Detailed in situ hybridization studies of RAR expression during mouse embryogenesis have shown that the expression of all three receptors is spatiotemporally regulated (Dollé et al. 1990; Ruberte et al. 1991). For example, RAR-β shows spatially restricted patterns of expression in the mesenchyme of limb buds and facial structures (Dollé et al. 1990). However, whether or not these spatiotemporal changes in RAR-β expression are brought about through differential regulation of intracellular retinoic acid concentrations is unknown.

Studies on F9 teratocarcinoma cells suggest that RAR-β could determine whether the cells differentiate into parietal or visceral endoderm in response to retinoic acid. In the presence of retinoic acid alone, aggregated F9 cells differentiate into visceral endoderm, whereas in the presence of retinoic acid and cAMP, conditions in which RAR-β expression is attenuated (Martin et al. 1990), F9 cells differentiate into parietal endoderm (Strickland et al. 1980; Darrow et al. 1990). Unlike F9 cells, fibroblasts do not show a clear differentiation response to retinoic acid. Retinoic acid stimulates fibroblast proliferation and the increased expression of extracellular matrix proteins, but this may vary with growth conditions in vitro (Varani et al. 1990). Otherwise, the longer-term phenotypic consequences of retinoic acid treatment of fibroblasts are unknown.

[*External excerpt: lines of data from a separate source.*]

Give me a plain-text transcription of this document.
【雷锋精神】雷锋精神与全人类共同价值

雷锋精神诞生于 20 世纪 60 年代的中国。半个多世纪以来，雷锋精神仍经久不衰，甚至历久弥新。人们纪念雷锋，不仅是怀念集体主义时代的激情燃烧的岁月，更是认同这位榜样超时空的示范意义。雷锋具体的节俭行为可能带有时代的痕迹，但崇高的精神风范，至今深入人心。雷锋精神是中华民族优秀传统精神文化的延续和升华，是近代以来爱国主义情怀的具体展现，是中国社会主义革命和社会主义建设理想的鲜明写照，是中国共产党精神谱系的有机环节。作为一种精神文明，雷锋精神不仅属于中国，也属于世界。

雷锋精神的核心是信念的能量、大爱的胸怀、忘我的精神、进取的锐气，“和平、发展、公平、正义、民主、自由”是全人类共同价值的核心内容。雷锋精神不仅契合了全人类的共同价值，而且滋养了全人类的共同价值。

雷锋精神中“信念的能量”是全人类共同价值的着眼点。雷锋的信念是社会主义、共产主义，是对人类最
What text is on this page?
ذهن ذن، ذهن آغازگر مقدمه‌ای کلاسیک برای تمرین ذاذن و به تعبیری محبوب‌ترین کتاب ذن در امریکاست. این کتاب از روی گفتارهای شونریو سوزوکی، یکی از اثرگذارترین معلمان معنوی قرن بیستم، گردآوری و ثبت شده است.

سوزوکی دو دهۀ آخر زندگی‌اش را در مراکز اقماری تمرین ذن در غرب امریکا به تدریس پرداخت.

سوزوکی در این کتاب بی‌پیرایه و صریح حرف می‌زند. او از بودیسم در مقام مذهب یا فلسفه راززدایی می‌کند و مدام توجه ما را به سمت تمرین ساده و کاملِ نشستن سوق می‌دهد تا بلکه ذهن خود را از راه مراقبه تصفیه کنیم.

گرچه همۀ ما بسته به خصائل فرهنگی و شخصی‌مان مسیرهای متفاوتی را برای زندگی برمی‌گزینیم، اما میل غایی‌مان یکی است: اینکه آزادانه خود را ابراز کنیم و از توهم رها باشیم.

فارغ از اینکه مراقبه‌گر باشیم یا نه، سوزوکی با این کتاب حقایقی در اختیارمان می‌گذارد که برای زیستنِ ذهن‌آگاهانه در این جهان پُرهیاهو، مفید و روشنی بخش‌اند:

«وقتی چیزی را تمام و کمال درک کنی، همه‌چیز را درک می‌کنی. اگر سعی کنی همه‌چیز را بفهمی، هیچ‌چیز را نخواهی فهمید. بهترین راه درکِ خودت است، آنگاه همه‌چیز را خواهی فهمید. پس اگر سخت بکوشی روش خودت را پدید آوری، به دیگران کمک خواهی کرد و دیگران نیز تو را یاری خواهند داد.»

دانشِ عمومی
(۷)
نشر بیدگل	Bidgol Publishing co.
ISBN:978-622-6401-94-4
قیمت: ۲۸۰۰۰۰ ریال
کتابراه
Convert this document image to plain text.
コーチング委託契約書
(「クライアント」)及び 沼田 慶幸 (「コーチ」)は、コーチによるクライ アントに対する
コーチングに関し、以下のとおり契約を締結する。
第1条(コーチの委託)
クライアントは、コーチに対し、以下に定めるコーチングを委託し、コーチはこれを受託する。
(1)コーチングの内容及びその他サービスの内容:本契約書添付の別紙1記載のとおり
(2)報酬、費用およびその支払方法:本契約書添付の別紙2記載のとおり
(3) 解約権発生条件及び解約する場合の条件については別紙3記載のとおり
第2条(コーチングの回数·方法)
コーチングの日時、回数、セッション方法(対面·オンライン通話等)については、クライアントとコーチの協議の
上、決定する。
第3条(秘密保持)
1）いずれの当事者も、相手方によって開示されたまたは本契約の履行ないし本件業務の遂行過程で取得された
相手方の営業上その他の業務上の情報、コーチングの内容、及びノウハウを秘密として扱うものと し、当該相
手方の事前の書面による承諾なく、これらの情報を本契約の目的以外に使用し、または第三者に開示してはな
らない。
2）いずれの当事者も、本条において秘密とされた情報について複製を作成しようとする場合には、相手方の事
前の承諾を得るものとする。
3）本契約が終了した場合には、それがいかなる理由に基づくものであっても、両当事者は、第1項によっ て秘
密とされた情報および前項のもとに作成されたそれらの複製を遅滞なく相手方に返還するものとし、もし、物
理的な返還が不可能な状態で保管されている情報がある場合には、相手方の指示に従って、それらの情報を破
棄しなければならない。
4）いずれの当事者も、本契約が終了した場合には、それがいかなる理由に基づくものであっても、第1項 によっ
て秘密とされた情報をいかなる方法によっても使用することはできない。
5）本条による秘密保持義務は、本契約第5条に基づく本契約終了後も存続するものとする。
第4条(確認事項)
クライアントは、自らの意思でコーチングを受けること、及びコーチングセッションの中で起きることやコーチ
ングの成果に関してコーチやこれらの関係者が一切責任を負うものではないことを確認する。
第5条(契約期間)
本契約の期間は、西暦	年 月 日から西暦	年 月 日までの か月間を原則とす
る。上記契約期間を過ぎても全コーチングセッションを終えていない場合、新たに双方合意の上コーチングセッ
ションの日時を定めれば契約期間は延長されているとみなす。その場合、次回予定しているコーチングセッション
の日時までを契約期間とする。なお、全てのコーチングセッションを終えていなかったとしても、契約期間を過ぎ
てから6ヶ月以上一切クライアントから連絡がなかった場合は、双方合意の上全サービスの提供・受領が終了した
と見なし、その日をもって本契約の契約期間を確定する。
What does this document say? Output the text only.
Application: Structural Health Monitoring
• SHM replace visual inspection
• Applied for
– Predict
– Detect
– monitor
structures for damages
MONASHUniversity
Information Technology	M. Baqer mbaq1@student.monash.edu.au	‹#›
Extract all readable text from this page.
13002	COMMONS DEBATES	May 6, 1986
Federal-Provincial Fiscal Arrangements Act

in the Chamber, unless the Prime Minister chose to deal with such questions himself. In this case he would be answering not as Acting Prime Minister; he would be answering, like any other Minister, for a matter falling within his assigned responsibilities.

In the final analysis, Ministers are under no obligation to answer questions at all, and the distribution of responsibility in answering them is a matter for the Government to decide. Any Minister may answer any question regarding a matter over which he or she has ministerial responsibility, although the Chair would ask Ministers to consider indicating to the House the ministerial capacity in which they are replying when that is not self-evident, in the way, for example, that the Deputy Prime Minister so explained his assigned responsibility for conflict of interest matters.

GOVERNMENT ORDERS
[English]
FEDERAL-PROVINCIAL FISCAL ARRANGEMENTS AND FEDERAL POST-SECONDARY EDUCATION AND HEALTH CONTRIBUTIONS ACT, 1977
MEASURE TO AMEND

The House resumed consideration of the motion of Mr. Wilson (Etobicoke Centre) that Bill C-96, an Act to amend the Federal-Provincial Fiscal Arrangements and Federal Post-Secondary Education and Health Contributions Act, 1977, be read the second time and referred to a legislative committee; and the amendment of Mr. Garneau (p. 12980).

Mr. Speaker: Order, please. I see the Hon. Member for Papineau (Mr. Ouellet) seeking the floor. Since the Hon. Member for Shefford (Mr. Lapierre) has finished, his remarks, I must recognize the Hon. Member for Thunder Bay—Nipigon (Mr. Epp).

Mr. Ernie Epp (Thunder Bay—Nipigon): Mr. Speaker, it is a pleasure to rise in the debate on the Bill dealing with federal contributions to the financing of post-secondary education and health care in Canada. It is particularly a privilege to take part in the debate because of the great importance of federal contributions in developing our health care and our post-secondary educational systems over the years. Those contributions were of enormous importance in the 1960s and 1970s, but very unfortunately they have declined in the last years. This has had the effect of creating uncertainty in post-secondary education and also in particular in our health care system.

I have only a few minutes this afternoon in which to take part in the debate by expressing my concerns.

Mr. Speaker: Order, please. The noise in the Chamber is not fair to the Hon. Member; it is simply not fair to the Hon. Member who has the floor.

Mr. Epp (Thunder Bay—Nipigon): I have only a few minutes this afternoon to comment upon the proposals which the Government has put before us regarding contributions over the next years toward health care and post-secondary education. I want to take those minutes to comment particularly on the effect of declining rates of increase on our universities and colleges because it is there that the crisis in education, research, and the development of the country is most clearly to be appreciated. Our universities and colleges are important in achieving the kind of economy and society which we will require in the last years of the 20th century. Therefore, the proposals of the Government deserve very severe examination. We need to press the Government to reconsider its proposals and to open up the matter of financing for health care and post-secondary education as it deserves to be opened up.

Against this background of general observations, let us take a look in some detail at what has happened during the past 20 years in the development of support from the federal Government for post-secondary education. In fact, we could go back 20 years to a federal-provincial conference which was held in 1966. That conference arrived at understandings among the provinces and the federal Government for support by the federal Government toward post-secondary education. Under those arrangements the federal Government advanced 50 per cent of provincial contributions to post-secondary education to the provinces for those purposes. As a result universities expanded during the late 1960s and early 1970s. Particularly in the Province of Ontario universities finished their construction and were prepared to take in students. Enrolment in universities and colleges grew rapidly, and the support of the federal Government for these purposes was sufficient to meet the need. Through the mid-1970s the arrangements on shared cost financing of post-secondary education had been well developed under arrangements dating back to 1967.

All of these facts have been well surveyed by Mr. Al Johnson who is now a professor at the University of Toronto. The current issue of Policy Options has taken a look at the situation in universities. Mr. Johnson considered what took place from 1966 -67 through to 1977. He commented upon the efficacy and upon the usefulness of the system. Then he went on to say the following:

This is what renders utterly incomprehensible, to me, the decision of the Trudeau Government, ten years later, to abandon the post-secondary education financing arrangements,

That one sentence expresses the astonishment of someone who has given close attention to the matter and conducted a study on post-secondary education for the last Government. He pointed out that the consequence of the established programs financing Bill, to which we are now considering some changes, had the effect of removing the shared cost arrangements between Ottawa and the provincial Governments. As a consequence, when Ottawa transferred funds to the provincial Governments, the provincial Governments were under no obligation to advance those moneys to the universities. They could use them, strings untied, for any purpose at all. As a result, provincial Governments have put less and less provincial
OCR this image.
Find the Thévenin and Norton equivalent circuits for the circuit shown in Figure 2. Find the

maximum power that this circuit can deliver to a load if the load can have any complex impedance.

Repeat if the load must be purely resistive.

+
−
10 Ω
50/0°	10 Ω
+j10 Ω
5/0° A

In vivo studies have recently shown that RAR-β expression is increased in the limb-bud mesenchyme and embryonic mouse-lip dermis in response to retinoic acid (Tickle et al. 1989; Viallet et al. 1991; Noji et al. 1991). In the embryonic mouse lip, retinoid treatment results in the development of vibrissae follicle buds into exocrine glands (Hardy, 1968). Such morphological changes appear to be mediated by the dermis (Hardy et al. 1990) and are associated with increased dermal RAR-β expression (Viallet et al. 1991). Since the induction of RAR-β by retinoic acid in dermal fibroblasts is a rapid event, RAR-β is likely to be involved in the transcriptional regulation of genes specifying the phenotype of associated epithelial cells. The characterization of long-term phenotypic changes in fibroblasts in response to retinoic acid is of fundamental importance for understanding the role of retinoic acid in dermal-epidermal interactions.

We thank Pierre Chambon, Martin Petkovich and Anne Dejean for gifts of RAR probes, J. L. Rees and colleagues for the skin biopsies, J. L. Rees for preparing RNA from the original fibroblast line, Vai Randall for her valuable comments on the manuscript and Jane Taylor for the cAMP measurements and help with the fibroblast growth experiments. This research was supported in part by grants to C.P.F.R. from the Wellcome Trust and the North of England Cancer Research Campaign.